Low-wage workers stuck with non-compete agreements
If you’re a CEO or a senior manager, you may have signed a non-compete agreement, which would limit or restrict your ability to work at a competing company for a pre-determined period of time after leaving your job.
But in the last couple of decades, an increasing number of American workers are being asked to sign such deals, including service-sector and low-wage employees.
“We’ve seen them expand to jobs like yoga instructors and camp counselors,” says Orly Lobel, a professor at the University of San Diego School of Law and author of the book “Talent Wants To Be Free,” which addresses the subject.
Take the case of Danny Davies, who worked at a Jimmy John’s sandwich shop. He says when he got hired, he was required to sign a non-compete agreement that limited his ability to work at any other sandwich restaurant.
“They ask everyone to sign it when you get hired,” says Davies, who hasn’t worked at Jimmy Johns since February 2014. And while neither Davies nor his colleagues initially took the agreements seriously, Davies says their views changed once they considered leaving the sandwich shop and finding a job elsewhere.
“I’ve known people that have done this: they start working somewhere…And keep this job secret, just in case,” says Davies, alluding to the concern that the franchise owner of the sandwich shop might pursue legal action against them.
There have been several stories of employees who have been restricted from taking other jobs because of non-compete agreements—from a children’s camp counselor to a physicist.
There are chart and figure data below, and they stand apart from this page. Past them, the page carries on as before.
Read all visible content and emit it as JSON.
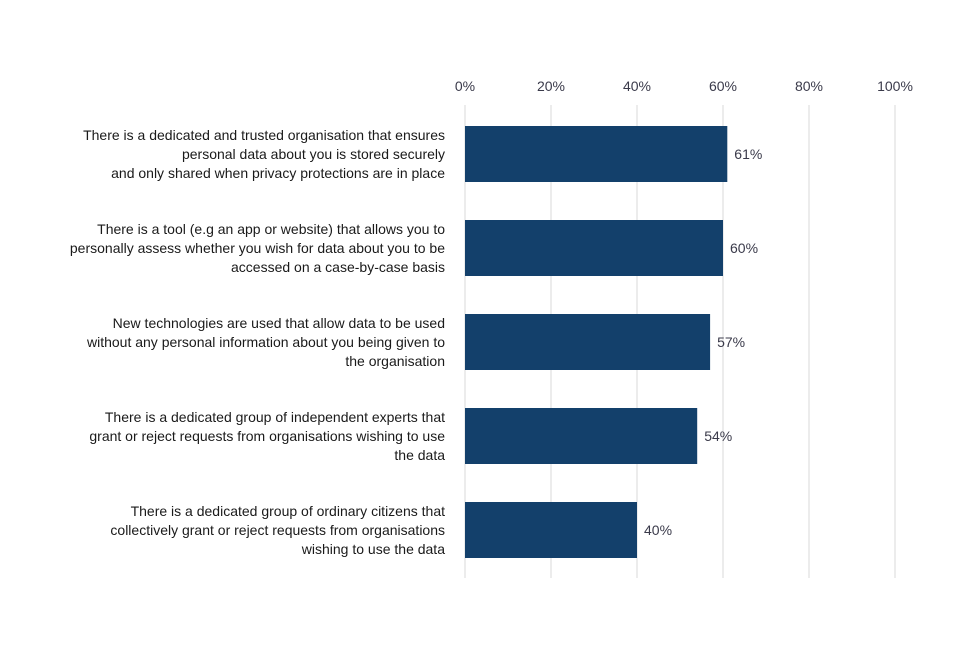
{
  "chart_data": {
    "type": "bar",
    "orientation": "horizontal",
    "title": "",
    "xlabel": "",
    "ylabel": "",
    "xlim": [
      0,
      100
    ],
    "ticks": [
      0,
      20,
      40,
      60,
      80,
      100
    ],
    "tick_labels": [
      "0%",
      "20%",
      "40%",
      "60%",
      "80%",
      "100%"
    ],
    "grid": true,
    "legend": "none",
    "bar_color": "#13406b",
    "categories": [
      [
        "There is a dedicated and trusted organisation that ensures",
        "personal data about you is stored securely",
        "and only shared when privacy protections are in place"
      ],
      [
        "There is a tool (e.g an app or website) that allows you to",
        "personally assess  whether you wish for data about you to be",
        "accessed on a case-by-case basis"
      ],
      [
        "New technologies are used that allow data to be used",
        "without any personal information about you being given to",
        "the organisation"
      ],
      [
        "There is a dedicated group of independent experts that",
        "grant or reject requests from organisations wishing to use",
        "the data"
      ],
      [
        "There is a dedicated group of ordinary citizens that",
        "collectively grant or reject requests  from organisations",
        "wishing to use the data"
      ]
    ],
    "values": [
      61,
      60,
      57,
      54,
      40
    ],
    "data_labels": [
      "61%",
      "60%",
      "57%",
      "54%",
      "40%"
    ]
  }
}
Jimmy John’s is currently facing a class-action lawsuit over its non-compete agreements.
One of the rationales for requiring the non-competes from lower-wage workers is that they may have received a lot of training in their jobs, and if they leave to work at a competing company, that may be an unfair advantage. But Lobel says non-compete agreements have spread beyond even that thinking.
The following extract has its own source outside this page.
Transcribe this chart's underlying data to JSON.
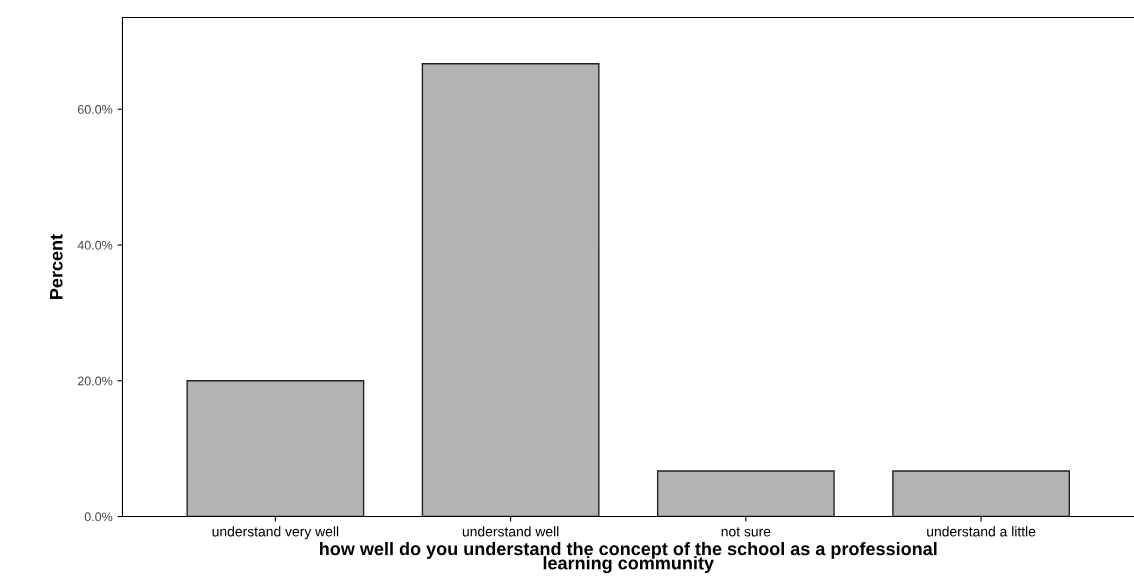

“I teach cases about welders who receive so little training, but they still can’t move to a competitor,” says Lobel.
Lobel says part of the reason for the expansion of these agreements is a shift in business culture. “Today, it’s really human capital that is what creates value,” Lobel says. “And companies have this impulse that the way they’re going to keep people is by cutting off their outside opportunities.”
“Non-compete law is essentially state law, and it varies somewhat significantly among states,” says Michael Rosen, a partner at the Boston law firm Foley Hoag LLP.
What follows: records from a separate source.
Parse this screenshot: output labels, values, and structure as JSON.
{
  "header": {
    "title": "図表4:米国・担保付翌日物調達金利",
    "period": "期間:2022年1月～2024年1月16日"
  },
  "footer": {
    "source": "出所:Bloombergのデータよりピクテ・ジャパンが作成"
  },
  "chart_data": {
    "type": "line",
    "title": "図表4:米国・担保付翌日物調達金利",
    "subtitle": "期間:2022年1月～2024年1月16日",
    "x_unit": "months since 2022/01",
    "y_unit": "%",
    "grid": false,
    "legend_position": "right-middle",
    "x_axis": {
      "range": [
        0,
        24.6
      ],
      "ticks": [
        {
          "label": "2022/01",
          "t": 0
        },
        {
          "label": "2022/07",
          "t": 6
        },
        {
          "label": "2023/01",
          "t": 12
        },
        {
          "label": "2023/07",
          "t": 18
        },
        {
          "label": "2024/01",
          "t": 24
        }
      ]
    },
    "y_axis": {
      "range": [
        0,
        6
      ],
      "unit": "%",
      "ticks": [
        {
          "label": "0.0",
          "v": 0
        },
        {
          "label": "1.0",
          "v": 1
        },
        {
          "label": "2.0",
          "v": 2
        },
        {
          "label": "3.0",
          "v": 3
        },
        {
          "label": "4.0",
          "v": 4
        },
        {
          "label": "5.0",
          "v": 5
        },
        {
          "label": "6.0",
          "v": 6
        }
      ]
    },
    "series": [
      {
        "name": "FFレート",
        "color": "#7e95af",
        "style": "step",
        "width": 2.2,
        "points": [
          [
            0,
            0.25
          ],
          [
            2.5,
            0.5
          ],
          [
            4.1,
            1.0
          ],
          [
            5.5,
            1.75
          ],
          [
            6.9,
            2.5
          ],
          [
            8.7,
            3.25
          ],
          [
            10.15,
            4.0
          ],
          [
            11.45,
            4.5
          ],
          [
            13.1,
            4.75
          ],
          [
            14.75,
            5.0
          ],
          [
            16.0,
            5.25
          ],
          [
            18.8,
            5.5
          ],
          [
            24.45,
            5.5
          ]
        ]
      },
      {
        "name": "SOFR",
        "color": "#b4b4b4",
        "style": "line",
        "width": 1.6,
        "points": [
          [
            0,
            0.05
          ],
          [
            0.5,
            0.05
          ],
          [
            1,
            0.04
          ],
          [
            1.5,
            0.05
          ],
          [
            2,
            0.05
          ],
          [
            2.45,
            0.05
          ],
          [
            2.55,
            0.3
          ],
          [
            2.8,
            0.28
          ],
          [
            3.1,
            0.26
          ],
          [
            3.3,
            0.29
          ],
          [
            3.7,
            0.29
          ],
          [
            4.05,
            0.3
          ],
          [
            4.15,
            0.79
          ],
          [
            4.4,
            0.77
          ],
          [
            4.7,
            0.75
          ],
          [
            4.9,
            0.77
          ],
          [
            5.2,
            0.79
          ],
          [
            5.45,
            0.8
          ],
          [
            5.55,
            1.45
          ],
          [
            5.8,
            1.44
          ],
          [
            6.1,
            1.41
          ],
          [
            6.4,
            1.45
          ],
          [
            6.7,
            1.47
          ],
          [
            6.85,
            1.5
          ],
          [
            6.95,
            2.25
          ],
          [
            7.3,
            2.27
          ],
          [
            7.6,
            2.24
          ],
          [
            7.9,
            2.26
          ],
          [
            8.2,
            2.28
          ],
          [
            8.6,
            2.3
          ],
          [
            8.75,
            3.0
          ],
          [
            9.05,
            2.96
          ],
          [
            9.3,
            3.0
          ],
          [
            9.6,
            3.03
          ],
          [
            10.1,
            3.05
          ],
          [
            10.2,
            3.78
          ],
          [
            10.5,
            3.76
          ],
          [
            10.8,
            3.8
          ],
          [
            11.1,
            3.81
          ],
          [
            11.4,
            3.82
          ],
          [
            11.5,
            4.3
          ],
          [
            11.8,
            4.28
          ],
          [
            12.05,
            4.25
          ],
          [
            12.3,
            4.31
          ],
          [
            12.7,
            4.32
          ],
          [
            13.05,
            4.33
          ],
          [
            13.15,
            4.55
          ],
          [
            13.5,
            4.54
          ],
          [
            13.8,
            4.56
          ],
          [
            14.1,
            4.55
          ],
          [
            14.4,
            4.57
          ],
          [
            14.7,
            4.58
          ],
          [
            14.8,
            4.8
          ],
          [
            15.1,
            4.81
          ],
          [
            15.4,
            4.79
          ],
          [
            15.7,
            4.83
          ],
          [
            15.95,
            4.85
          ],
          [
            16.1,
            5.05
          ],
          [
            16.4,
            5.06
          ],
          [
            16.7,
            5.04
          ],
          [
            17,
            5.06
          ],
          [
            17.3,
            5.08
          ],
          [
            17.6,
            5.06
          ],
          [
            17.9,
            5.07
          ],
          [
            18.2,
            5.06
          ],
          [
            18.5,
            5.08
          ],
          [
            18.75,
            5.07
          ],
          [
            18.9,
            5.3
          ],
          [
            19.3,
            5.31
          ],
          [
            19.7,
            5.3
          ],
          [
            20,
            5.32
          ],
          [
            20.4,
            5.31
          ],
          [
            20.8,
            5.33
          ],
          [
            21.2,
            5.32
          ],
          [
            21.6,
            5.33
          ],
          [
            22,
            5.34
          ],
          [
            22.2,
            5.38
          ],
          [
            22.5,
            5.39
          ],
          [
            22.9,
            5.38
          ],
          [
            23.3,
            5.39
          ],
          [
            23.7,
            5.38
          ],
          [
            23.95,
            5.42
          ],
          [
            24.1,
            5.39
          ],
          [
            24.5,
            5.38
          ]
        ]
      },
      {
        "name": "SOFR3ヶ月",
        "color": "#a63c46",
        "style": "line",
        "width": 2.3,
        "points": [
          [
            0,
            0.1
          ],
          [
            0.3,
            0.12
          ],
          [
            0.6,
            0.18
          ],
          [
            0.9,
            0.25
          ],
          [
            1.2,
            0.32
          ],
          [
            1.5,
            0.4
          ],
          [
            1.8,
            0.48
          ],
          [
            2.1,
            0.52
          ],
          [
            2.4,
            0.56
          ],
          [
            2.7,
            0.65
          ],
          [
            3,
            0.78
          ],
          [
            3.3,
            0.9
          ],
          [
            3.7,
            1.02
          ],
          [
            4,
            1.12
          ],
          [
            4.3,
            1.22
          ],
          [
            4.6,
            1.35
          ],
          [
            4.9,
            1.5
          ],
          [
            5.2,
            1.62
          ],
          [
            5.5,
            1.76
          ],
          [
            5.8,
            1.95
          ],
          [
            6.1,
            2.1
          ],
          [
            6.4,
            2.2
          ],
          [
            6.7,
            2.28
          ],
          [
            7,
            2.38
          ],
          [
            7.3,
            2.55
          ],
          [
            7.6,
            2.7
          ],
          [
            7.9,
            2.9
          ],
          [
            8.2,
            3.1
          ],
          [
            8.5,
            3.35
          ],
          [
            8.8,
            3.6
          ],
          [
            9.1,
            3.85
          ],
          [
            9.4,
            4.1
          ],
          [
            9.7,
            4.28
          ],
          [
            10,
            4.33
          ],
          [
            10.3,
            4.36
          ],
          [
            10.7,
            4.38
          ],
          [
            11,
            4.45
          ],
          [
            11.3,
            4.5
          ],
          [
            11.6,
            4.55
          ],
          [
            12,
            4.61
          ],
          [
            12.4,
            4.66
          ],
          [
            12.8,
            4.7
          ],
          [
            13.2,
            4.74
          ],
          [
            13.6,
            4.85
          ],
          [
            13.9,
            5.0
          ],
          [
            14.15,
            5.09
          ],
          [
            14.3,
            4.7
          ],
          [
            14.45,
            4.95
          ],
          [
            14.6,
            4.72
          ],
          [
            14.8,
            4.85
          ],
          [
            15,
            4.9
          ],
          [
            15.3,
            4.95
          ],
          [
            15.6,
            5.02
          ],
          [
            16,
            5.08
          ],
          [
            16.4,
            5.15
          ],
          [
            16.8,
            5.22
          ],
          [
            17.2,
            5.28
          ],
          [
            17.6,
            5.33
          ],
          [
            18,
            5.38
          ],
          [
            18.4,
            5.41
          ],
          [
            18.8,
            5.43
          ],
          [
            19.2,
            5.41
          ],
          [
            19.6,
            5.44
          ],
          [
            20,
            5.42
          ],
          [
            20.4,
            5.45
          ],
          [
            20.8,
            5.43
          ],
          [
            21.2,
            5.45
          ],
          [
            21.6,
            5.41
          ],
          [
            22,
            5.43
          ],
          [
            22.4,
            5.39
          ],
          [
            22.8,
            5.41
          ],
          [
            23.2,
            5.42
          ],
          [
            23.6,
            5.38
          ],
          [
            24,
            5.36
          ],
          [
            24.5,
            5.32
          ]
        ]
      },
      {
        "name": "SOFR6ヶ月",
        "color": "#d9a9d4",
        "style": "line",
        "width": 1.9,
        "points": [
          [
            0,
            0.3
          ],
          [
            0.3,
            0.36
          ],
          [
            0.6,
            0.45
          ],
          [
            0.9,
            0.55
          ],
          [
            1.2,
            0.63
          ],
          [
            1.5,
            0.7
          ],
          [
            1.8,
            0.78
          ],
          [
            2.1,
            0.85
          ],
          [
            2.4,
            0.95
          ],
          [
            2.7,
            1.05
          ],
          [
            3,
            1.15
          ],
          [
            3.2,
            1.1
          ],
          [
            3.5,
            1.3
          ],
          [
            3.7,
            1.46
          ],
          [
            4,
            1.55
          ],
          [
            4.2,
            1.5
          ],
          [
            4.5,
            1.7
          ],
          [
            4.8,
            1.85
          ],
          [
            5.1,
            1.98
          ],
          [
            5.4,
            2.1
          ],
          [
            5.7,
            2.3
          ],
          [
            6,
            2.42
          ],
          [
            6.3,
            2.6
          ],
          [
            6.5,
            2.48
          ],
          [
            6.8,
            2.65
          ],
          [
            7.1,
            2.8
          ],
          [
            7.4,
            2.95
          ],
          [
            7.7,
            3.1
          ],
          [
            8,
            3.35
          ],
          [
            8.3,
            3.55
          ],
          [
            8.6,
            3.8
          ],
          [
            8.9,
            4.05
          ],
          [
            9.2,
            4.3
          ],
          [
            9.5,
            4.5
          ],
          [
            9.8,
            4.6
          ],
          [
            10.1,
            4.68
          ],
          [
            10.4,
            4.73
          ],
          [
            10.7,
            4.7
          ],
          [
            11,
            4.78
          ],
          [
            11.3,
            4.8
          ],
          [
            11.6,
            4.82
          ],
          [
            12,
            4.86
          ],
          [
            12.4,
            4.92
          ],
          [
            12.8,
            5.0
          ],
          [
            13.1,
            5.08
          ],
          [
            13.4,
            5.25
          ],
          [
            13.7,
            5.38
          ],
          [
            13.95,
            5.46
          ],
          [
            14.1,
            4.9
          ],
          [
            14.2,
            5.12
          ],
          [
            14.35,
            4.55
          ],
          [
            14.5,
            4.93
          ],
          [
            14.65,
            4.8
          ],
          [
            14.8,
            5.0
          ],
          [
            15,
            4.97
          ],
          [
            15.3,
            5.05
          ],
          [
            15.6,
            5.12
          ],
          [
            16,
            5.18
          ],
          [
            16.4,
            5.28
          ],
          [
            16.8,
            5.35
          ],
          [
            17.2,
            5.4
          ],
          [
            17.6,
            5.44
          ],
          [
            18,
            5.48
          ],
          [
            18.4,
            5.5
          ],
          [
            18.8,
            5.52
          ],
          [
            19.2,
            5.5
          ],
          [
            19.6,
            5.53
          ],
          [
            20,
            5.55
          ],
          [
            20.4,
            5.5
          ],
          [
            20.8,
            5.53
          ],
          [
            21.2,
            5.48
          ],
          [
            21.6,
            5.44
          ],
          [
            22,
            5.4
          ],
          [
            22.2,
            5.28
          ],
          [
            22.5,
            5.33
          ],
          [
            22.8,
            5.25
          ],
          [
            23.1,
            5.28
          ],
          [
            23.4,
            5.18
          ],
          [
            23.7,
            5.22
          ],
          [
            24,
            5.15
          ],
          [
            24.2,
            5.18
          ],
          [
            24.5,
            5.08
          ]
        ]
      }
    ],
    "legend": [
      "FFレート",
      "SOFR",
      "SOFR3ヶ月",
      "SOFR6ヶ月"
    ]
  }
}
Rosen specializes in non-compete agreements in Massachusetts, which has a relatively permissive non-compete law. Meanwhile, California is one of the most restrictive states. It does not recognize the agreements except for owners of businesses. In the summer of 2014, Massachusetts’ state legislature considered amending non-compete rules, but the initiative failed.
Rosen says there is a place for non-compete agreements in business even for low-level workers, such as those at a high-tech firm with access to confidential code.
“Generally, the legitimate interests that would justify enforcement are…protection of trade secrets or confidential information, and protection of good will,” Rosen says. “But in terms of low-skill areas where confidential information and good will are really not in jeopardy, I think it’s difficult to justify asking folks to sign a non-compete.”